Literatura Comparada 18, Prof. Schmitz

15 de octubre de 1976

Las novelas de Kafka

En el mundo de pesadilla de El proceso y El castillo hay una sola cosa segura: que la figura central, que significativamente se conoce por la inicial K, está condenada a la frustración. Aparte de esto, el resto es nebuloso e incierto, salas de tribunal surgen de departamentos, guardianes misteriosos le devoran a uno el desayuno, un hombre que se cree que es Sordini es en realidad Sortini. En cuanto al hecho central no cabe duda: K fracasará en su intento de alcanzar la gracia.

El tema de ambas novelas es el mismo, la estructura básica es aproximadamente la misma. En ambas, K busca la gracia y es conducido a la comprensión final de que le será negada. (Aunque El castillo no tiene final, su conclusión parece clara.) Kafka introduce a sus héroes en sus respectivas situaciones de maneras opuestas. En El proceso, Joseph K. permanece en actitud pasiva hasta que la inesperada llegada de los dos guardianes lo lanzan dentro de la acción del libro. En un principio, El castillo muestra a K como un personaje activo que, por su cuenta, realiza esfuerzos para llegar al misterioso castillo. Sin embargo, no hay duda alguna de que el castillo lo llamó primero a él; dado que la acción no se originó en él mismo, comenzó siendo un personaje tan pasivo como Joseph K. La diferencia reside en que El proceso comienza en un punto anterior en la corriente temporal de la acción; de hecho, en el punto más anterior posible. El castillo observa más exactamente la antigua regla de comenzar inmedias res, con K ya convocado y tratando de llegar al castillo.

El comienzo de ambos libros es rápido. Joseph K. es arrestado en el inicio mismo de El proceso, y K llega a lo que cree será la última parada antes del castillo en la primera página de la novela. De ahora en adelante ambos K luchan vanamente para lograr sus objetivos (en El castillo, simplemente llegar a la cima de la colina; en El proceso, primero comprender la naturaleza de su culpa y luego, al abandonar la esperanza de lograrlo, conseguir la absolución sin comprenderla).

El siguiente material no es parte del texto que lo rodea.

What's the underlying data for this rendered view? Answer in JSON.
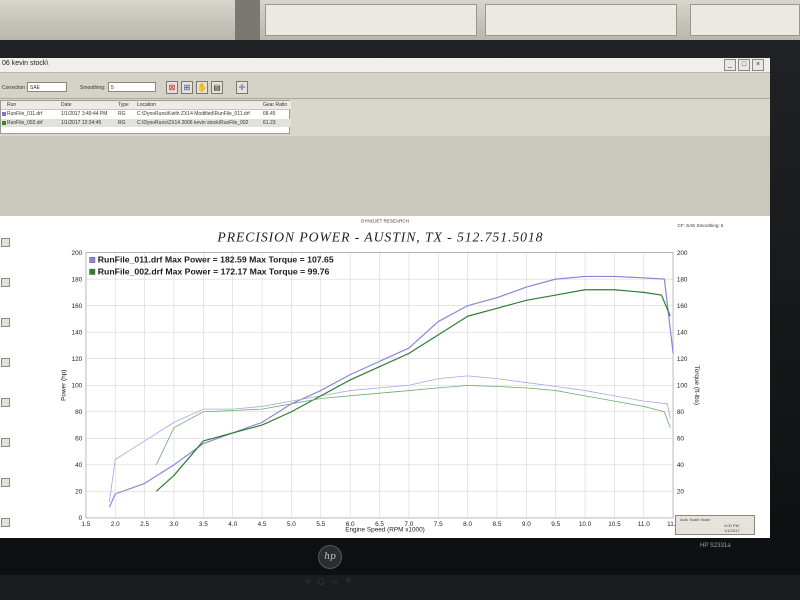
{
  "window": {
    "title": "06 kevin stock\\"
  },
  "toolbar": {
    "factor_label": "Correction Factor:",
    "factor_value": "SAE",
    "smoothing_label": "Smoothing:",
    "smoothing_value": "5"
  },
  "file_list": {
    "headers": [
      "Run",
      "Date",
      "Type",
      "Location",
      "Gear Ratio"
    ],
    "rows": [
      {
        "name": "RunFile_011.drf",
        "date": "1/1/2017 3:49:44 PM",
        "type": "RG",
        "location": "C:\\DynoRuns\\Keith ZX14 Modified\\RunFile_011.drf",
        "ratio": "68.45",
        "color": "#7b73d6"
      },
      {
        "name": "RunFile_002.drf",
        "date": "1/1/2017 12:34:45",
        "type": "RG",
        "location": "C:\\DynoRuns\\ZX14 2006 kevin stock\\RunFile_002",
        "ratio": "61.23",
        "color": "#2f8a36"
      }
    ]
  },
  "graph": {
    "brand": "DYNOJET RESEARCH",
    "status_right": "CF: SAE   Smoothing: 5",
    "footer_tab": "Auto Scale Mode",
    "status_time": "4:00 PM",
    "status_date": "1/1/2017"
  },
  "chart_data": {
    "type": "line",
    "title": "PRECISION POWER - AUSTIN, TX - 512.751.5018",
    "xlabel": "Engine Speed (RPM x1000)",
    "ylabel": "Power (hp)",
    "y2label": "Torque (ft-lbs)",
    "xlim": [
      1.5,
      11.5
    ],
    "ylim": [
      0,
      200
    ],
    "y2lim": [
      0,
      200
    ],
    "x_ticks": [
      "1.5",
      "2.0",
      "2.5",
      "3.0",
      "3.5",
      "4.0",
      "4.5",
      "5.0",
      "5.5",
      "6.0",
      "6.5",
      "7.0",
      "7.5",
      "8.0",
      "8.5",
      "9.0",
      "9.5",
      "10.0",
      "10.5",
      "11.0",
      "11.5"
    ],
    "y_ticks": [
      "0",
      "20",
      "40",
      "60",
      "80",
      "100",
      "120",
      "140",
      "160",
      "180",
      "200"
    ],
    "y2_ticks": [
      "0",
      "20",
      "40",
      "60",
      "80",
      "100",
      "120",
      "140",
      "160",
      "180",
      "200"
    ],
    "grid": true,
    "legend_position": "top-left",
    "legend": [
      "RunFile_011.drf Max Power = 182.59  Max Torque = 107.65",
      "RunFile_002.drf Max Power = 172.17  Max Torque = 99.76"
    ],
    "series": [
      {
        "color": "#8a85dc",
        "kind": "power",
        "values": [
          [
            1.9,
            8
          ],
          [
            2.0,
            18
          ],
          [
            2.5,
            26
          ],
          [
            3.0,
            40
          ],
          [
            3.5,
            56
          ],
          [
            4.0,
            64
          ],
          [
            4.5,
            72
          ],
          [
            5.0,
            86
          ],
          [
            5.5,
            96
          ],
          [
            6.0,
            108
          ],
          [
            6.5,
            118
          ],
          [
            7.0,
            128
          ],
          [
            7.5,
            148
          ],
          [
            8.0,
            160
          ],
          [
            8.5,
            166
          ],
          [
            9.0,
            174
          ],
          [
            9.5,
            180
          ],
          [
            10.0,
            182
          ],
          [
            10.5,
            182
          ],
          [
            11.0,
            181
          ],
          [
            11.35,
            180
          ],
          [
            11.5,
            124
          ]
        ]
      },
      {
        "color": "#aaa6e6",
        "kind": "torque",
        "values": [
          [
            1.9,
            12
          ],
          [
            2.0,
            44
          ],
          [
            2.5,
            58
          ],
          [
            3.0,
            72
          ],
          [
            3.5,
            82
          ],
          [
            4.0,
            82
          ],
          [
            4.5,
            84
          ],
          [
            5.0,
            88
          ],
          [
            5.5,
            92
          ],
          [
            6.0,
            96
          ],
          [
            6.5,
            98
          ],
          [
            7.0,
            100
          ],
          [
            7.5,
            105
          ],
          [
            8.0,
            107
          ],
          [
            8.5,
            105
          ],
          [
            9.0,
            102
          ],
          [
            9.5,
            99
          ],
          [
            10.0,
            96
          ],
          [
            10.5,
            92
          ],
          [
            11.0,
            88
          ],
          [
            11.4,
            86
          ],
          [
            11.45,
            75
          ]
        ]
      },
      {
        "color": "#2d7d32",
        "kind": "power",
        "values": [
          [
            2.7,
            20
          ],
          [
            3.0,
            32
          ],
          [
            3.5,
            58
          ],
          [
            4.0,
            64
          ],
          [
            4.5,
            70
          ],
          [
            5.0,
            80
          ],
          [
            5.5,
            92
          ],
          [
            6.0,
            104
          ],
          [
            6.5,
            114
          ],
          [
            7.0,
            124
          ],
          [
            7.5,
            138
          ],
          [
            8.0,
            152
          ],
          [
            8.5,
            158
          ],
          [
            9.0,
            164
          ],
          [
            9.5,
            168
          ],
          [
            10.0,
            172
          ],
          [
            10.5,
            172
          ],
          [
            11.0,
            170
          ],
          [
            11.3,
            168
          ],
          [
            11.45,
            152
          ]
        ]
      },
      {
        "color": "#6fae73",
        "kind": "torque",
        "values": [
          [
            2.7,
            40
          ],
          [
            3.0,
            68
          ],
          [
            3.5,
            80
          ],
          [
            4.0,
            81
          ],
          [
            4.5,
            82
          ],
          [
            5.0,
            86
          ],
          [
            5.5,
            90
          ],
          [
            6.0,
            92
          ],
          [
            6.5,
            94
          ],
          [
            7.0,
            96
          ],
          [
            7.5,
            98
          ],
          [
            8.0,
            99.8
          ],
          [
            8.5,
            99
          ],
          [
            9.0,
            98
          ],
          [
            9.5,
            96
          ],
          [
            10.0,
            92
          ],
          [
            10.5,
            88
          ],
          [
            11.0,
            84
          ],
          [
            11.35,
            80
          ],
          [
            11.45,
            68
          ]
        ]
      }
    ]
  },
  "monitor": {
    "logo": "hp",
    "model": "HP S2331a"
  },
  "monitor_buttons": [
    "◁",
    "◯",
    "▭",
    "⏻"
  ]
}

De hecho, con cada acción que realizan, ambos personajes se alejan más de su objetivo. El proceso alcanza su punto culminante en la maravillosa escena de la Catedral, probablemente la secuencia más aterradora en toda la obra de Kafka; en ella se permite a K que se dé cuenta de que es culpable y que jamás podrá ser absuelto. El capítulo siguiente, en el que se describe la ejecución de K, es poco más que un apéndice anticlimático. El castillo, menos completo que El proceso, carece del equivalente de la escena de la Catedral (¿quizá Kafka no pudo idearlo?) y, por lo tanto, artísticamente es menos satisfactorio que El proceso, una obra más breve, más profunda, con una estructura más compacta.

A pesar de su aparente sencillez, las dos novelas parecen haber sido construidas a partir de la estructura tripartita fundamental del ritmo trágico, denominada por el crítico Kenneth Burke “propósito, pasión, percepción”. El proceso, sigue este esquema con mayor éxito que el incompleto El castillo; a través de la obra se muestra el propósito, alcanzar la absolución, como la pasión más atormentadora que un héroe ficticio haya sufrido jamás. Finalmente, cuando Joseph K ha cambiado su originaria actitud de desafío y confianza en sí mismo por un estado mental temeroso y tímido, y evidentemente está listo para rendirse a las fuerzas del Tribunal, el momento último de la percepción es inminente.

El agente utilizado para conducirlo a la escena del clímax es una clásica figura kafkiana: el misterioso “colega italiano que visitaba por primera vez la ciudad y tenia importantes e influyentes contactos que lo convertían en alguien importante para el Banco”. La imposibilidad de la comunicación humana, tema constante en toda la obra de Kafka, también la encontramos aquí: aunque Joseph se ha pasado la mitad de la noche estudiando italiano, preparándose para la visita, con lo que está medio dormido, el extranjero habla un desconocido dialecto sureño que Joseph no puede comprender. Luego —un toque cómico como coronación— el extranjero comienza a hablar en francés, pero su francés resulta igualmente difícil de entender, y su tupido bigote frustra los intentos de Joseph de leerle los labios.

Una vez que llega a la Catedral, que le han pedido que muestre al Italiano (quien, como no nos sorprende descubrir, falta a la cita), la tensión aumenta. Joseph se pasea por el interior del edificio, de un edificio vacío, oscuro, frío, sólo iluminado por velas que brillan a lo lejos con vacilante llama, mientras afuera, la noche comienza a caer con inexplicable rapidez. Luego, el sacerdote le llama y le relata la alegoría del Portero. Sólo cuando concluye la historia nos damos cuenta de que no la hemos comprendido en absoluto; lejos de ser el cuento simple que pareció en un principio, se revela como algo complejo y difícil. Joseph y el sacerdote discuten minuciosamente la historia, cual dos eruditos rabinos polemizando acerca del Talmud. Poco a poco, las implicaciones van quedando claras, y tanto Joseph como nosotros vemos que la luz que fluye desde la puerta hasta la Ley no será visible para él hasta que ya sea demasiado tarde.